Based on straight averages, it might seem like sound advice. Each of the major indices, on average and since their inception, have outperformed in the October-April time period. The Stock Trader's Almanac suggests that an investor can amplify his/her returns using MACD (Moving Average Convergence Divergence) timing for determining whether to accelerate or postpone entries and exits. The idea is to get in earlier in up trending markets, and to delay in down trending markets.
Sam Stovall, Chief Investment Strategist at Standard & Poor's further points out "had an investor heeded the old saying in 2008, they would have avoided the 30% decline the S&P 500 experienced from 4/30/08 through 10/31/08."

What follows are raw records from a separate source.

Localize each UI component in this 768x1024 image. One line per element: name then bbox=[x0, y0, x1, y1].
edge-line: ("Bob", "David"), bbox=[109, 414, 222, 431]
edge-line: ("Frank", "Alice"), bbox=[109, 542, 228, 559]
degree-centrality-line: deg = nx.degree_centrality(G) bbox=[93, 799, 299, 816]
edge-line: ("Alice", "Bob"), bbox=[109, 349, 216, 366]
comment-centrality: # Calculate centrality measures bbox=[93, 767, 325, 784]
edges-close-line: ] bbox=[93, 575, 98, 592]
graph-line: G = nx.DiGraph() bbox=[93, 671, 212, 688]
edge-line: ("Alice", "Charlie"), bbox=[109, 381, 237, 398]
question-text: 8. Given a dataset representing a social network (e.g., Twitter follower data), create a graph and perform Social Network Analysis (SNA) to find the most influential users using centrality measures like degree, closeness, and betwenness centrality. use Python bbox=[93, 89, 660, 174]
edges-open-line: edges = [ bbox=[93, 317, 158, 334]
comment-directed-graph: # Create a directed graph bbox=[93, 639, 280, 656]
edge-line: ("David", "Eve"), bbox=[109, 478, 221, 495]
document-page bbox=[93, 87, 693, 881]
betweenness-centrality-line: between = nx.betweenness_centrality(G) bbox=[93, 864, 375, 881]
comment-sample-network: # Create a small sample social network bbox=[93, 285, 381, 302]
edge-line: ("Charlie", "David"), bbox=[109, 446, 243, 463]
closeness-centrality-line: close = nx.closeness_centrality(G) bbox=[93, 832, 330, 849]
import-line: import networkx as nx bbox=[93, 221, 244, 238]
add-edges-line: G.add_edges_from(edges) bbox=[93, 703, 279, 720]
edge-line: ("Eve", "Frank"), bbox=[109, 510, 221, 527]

However, Stoval continues, "Well if history is any guide – it’s never gospel – investors may be wiser to 'turn a deaf ear this year.' During or just after the 14 bear market bottoms since 1932, the S&P 500 rallied during the traditionally sleepy May through October period, registering an average 12.2% advance and rising in 12 of 14 occasions."
In the spirit of Jim Cramer's "there's always a bull market somewhere", Birinyi Associates looked at data from 1962-2008. While the S&P was only up 49% of the time for an average of .5%, certain sectors were up more significantly. Consumer Staples, for example, was up 68% of the time for an average gain of 2.55%.
Even if you look at straight historical averages, there are some good gains to harvest in certain months during the May through October period. July and August are amongst the best months for the Dow while May and June have historically been good for the NASDAQ . Rather than "Sell in May, Stay Away", perhaps the phrase should be "Always Remember, Sell in September."